Back at the car, we went back over the bridge and followed the road back up
until we were close to home – but on the wrong level. Sue and Jules watched us
drive around the wrong roads, but we did eventually get back safely. I had the
GPS coordinates for the house on the GPS but it was not being helpful. I later
found I could have used google maps, if I had known the address, which I didn’t, because Crete doesn’t have addresses.
After our filled bread rolls on the balcony we headed to the
German War Cemetery overlooking the runway in Maleme. Neither
John nor I can say much about the journey as we snoozed in the back.
The entrance area at the cemetery had signs in Greek, German and
English, some of which were relatively new.
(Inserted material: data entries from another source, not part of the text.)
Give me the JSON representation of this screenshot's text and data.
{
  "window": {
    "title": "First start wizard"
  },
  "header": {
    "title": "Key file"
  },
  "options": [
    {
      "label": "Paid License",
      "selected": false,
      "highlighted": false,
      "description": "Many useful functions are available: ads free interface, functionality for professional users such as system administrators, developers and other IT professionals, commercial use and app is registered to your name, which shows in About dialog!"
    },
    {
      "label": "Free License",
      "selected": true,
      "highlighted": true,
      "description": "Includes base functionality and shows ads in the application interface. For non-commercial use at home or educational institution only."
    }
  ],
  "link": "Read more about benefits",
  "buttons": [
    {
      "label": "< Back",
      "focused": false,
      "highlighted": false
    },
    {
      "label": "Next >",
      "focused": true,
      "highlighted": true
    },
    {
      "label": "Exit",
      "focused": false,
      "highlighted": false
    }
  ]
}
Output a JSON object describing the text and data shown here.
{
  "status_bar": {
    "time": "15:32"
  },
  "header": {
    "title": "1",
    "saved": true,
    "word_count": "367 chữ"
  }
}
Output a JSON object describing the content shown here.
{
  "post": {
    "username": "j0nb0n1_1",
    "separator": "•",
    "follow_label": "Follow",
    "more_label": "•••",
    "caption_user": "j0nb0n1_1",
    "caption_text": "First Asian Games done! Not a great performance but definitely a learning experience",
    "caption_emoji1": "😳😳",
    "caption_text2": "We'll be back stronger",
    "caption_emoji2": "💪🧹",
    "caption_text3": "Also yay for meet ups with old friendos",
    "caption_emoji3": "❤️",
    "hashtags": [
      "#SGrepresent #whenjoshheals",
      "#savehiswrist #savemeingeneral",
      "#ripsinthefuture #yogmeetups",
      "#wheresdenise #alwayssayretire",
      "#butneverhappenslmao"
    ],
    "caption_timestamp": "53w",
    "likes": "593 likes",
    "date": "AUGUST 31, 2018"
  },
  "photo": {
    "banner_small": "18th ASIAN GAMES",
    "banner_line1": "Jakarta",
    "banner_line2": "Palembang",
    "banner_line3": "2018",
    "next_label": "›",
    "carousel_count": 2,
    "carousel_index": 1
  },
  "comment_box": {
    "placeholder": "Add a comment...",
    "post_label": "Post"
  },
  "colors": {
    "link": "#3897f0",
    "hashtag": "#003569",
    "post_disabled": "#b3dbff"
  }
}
We are appreciating the number of
signs in English. The message was that war graves are now more important for
the collective memory as individual grief is less painful with the passage of
time. The cemeteries offer young people lessons in tolerance and cooperation
and that war and violence are not legitimate ways to settle disputes.
We saw similarities with the German cemetery in France, with the
bodies buried in pairs and some stone crosses in the grounds. What we all loved
here were the ice plants which almost looked like a field of tiny poppies with
the red colour of the flowers. Jules and Sue told us they don’t need much
water. More of the plaques here seemed to have the actual names on them but
there were still some with just 2 unknown German soldiers on the plaques.
There was a large iron cross to mark the cemetery and at the back a recent memorial to
some German soldiers who were representing NATO and died in a plane crash in
the White Mountains. There were a number of wreaths on
the site including 1 from Australia , 3 from New Zealand representing
the Battle of Crete Association and Veterans. There were lovely
yellow butterflies flitting from plant to plant in the peaceful surrounds.
We then went further up
the hill to Hill 107 to the west of the town of Maleme overlooking the military
airfield where the key battle was fought, to find a cache placed there. On the way John picked up an old small-calibre cartridge. We went past a large iron cross, then went through olive trees and past
the remains of bunkers. We all went into one that Sue and Jules had been
reluctant to enter in the past being unsure of its stability. It was fine, with
very solid walls and ceiling and enough natural light to not need torches. The
cache was placed at a defensive position occupied by the New Zealanders during
the Battle of Crete, so was a must for us.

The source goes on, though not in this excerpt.